Acts 21:28

28 shouting, “Fellow Israelites, help us! This is the man who teaches everyone everywhere against our people and our law and this place. And besides, he has brought Greeks into the temple and defiled this holy place.”

Read Acts 21:28 Using Other Translations

Crying out, Men of Israel, help: This is the man, that teacheth all men every where against the people, and the law, and this place: and further brought Greeks also into the temple, and hath polluted this holy place.
crying out, "Men of Israel, help! This is the man who is teaching everyone everywhere against the people and the law and this place. Moreover, he even brought Greeks into the temple and has defiled this holy place."
yelling, “Men of Israel, help us! This is the man who preaches against our people everywhere and tells everybody to disobey the Jewish laws. He speaks against the Temple—and even defiles this holy place by bringing in Gentiles. ”

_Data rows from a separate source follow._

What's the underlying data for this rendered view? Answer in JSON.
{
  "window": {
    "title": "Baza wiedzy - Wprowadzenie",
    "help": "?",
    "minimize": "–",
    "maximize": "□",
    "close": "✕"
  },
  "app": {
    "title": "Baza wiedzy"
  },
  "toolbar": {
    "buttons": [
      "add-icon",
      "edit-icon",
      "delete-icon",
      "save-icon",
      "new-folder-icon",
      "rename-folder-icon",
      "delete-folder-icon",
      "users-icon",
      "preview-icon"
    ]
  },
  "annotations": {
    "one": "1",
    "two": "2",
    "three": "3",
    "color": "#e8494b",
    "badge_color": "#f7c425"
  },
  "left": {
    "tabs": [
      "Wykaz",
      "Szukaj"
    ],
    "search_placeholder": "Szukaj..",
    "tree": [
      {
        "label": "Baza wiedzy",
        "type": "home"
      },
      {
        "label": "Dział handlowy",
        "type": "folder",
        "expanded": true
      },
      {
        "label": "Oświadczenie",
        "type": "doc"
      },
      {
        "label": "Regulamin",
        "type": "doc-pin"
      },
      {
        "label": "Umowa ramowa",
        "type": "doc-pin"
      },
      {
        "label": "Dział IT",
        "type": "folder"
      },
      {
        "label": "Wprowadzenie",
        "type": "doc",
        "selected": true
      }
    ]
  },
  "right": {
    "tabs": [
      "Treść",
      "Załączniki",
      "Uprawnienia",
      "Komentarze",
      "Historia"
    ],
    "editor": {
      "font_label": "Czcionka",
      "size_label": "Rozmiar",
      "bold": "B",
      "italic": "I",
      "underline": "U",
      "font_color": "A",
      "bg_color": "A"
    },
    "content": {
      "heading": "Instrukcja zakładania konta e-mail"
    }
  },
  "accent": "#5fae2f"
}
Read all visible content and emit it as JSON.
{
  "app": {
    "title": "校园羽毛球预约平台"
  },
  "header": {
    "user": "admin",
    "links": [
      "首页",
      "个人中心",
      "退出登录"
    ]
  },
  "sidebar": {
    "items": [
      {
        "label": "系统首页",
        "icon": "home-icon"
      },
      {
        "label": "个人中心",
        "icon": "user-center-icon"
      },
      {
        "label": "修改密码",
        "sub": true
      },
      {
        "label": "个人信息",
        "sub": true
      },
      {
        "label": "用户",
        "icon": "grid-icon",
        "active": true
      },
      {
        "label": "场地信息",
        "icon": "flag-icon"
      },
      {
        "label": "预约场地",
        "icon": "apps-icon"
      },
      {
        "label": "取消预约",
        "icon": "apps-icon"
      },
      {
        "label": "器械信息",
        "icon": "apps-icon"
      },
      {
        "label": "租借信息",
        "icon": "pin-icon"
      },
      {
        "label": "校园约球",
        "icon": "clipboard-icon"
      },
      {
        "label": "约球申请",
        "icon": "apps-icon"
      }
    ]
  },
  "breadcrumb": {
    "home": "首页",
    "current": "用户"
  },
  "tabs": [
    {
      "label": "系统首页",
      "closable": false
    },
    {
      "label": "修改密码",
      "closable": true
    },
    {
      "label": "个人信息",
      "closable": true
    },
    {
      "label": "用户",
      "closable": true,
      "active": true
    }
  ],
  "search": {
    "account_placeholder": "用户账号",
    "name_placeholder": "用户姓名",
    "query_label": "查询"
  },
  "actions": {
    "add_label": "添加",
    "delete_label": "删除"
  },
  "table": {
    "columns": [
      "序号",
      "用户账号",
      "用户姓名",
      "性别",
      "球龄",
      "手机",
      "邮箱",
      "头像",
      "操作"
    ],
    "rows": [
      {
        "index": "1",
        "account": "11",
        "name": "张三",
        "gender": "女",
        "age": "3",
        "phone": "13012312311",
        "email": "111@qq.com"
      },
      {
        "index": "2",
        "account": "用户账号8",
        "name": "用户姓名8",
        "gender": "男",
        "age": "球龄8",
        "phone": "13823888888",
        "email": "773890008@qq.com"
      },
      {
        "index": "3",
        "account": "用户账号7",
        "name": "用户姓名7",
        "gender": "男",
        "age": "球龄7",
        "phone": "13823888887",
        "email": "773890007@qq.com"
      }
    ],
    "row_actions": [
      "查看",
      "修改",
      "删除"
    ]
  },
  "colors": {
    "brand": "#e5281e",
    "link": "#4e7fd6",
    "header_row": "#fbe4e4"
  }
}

What does Acts 21:28 mean?

John Gill's Exposition of the Bible
Acts 21:28

Crying out, men of Israel, help
The Arabic and Ethiopic versions read, "help us"; to hold Paul, on whom they had laid their hands, and to assist in beating him: but why such an outcry for help against a single man, and he but little of stature, and weak in body, and so easily held and overpowered? it may be they chose to engage others with them, to give the greater countenance to their actions, and for their own security and protection, should they be opposed or called to an account;

this is the man that teacheth all men everywhere against the people;
the people of the Jews, saying that they were not the only people of God; that God was the God of the Gentiles, as well as of the Jews; that God had chosen, and called, and saved some of the one, as well as of the other; that the Gentiles shared in the favour of God, and the blessings of the Messiah; that the Gospel was to be preached to them, and a people taken out of them for his glory; and that the people of the Jews would be rejected for their unbelief and impenitence, and in a little time utterly destroyed as a nation; which, and the like, these Asiatic Jews interpreted as speaking against them; whereas no man had a stronger natural affection for his countrymen, or a more eager and importunate desire for their spiritual and eternal welfare, than the apostle had;

and the law;
the law of Moses, both moral and ceremonial; for they not only were displeased with him for asserting the abrogation of the latter, but traduced him as an enemy to the former; representing him as an Antinomian, because he denied justification to be by the works of the law, and asserted Christ to be the end of the law for righteousness; whereas he was so far from making void the law hereby, that he established it, and secured the rights and honours of it; yea, they went further, and represented him as a libertine, saying, let us do evil that good may come; but this was all calumny:

and this place:
meaning the temple, in which they then were; the Alexandrian copy reads, "this holy place"; as it is expressed in a following clause; the reason of this charge was, because that he had taught, that the sacrifices of God were the sacrifices of prayer and of praise, and that these were to be offered up in every place; and that divine service and religious worship were not tied to the temple at Jerusalem, but that, agreeably to the doctrine of Christ, men might worship the Father anywhere, and lift up holy hands in every place; and perhaps he might have asserted, that the temple of Jerusalem would be destroyed in a short time, as Christ had predicted:

and further, brought Greeks also unto the temple, and hath polluted
this holy place;
that part of the temple, which they supposed Paul had brought Greeks or Gentiles into, could not be the most holy place, for into that only the high priest went, once a year; nor that part of the holy place called the court of the priests, for into that only priests went, and other Israelites were not admitted, unless on some particular occasions; as to lay hands on the sacrifice, for the slaying of it, or waving some part of it F24; but it must be either the court of the Israelites, or the court of the women, into which Paul, with the four men that had the vow, entered; and as Dr. Lightfoot thinks, it was the latter; for in, the south east of this court was the Nazarite's chamber, in which they boiled their peace offerings, shaved their heads, and put the hair under the pot F25: now though Gentiles might come into the mountain of the house, which was all the outmost circumambient space within the wall, which encompassed the whole area, yet they might not come into any of these courts, no, nor even into what they call the "Chel"; for they say, that the Chel is more holy than the mountain of the house, because no Gentile, or one defiled with the dead, enters there F26; now the Chel was an enclosure before these courts, and at the entrance into it pillars were erected, and upon them were inscriptions in Greek and Latin, signifying that no strangers should enter into the holy place F1.


FOOTNOTES:

F24 Misn. Celim, c. 1. sect. 8.
F25 Misn. Middot, c. 2. sect. 5.
F26 Misn. Celim, ib.
F1 Joseph. Antiqu. l. 15. c. 14. sect. 5.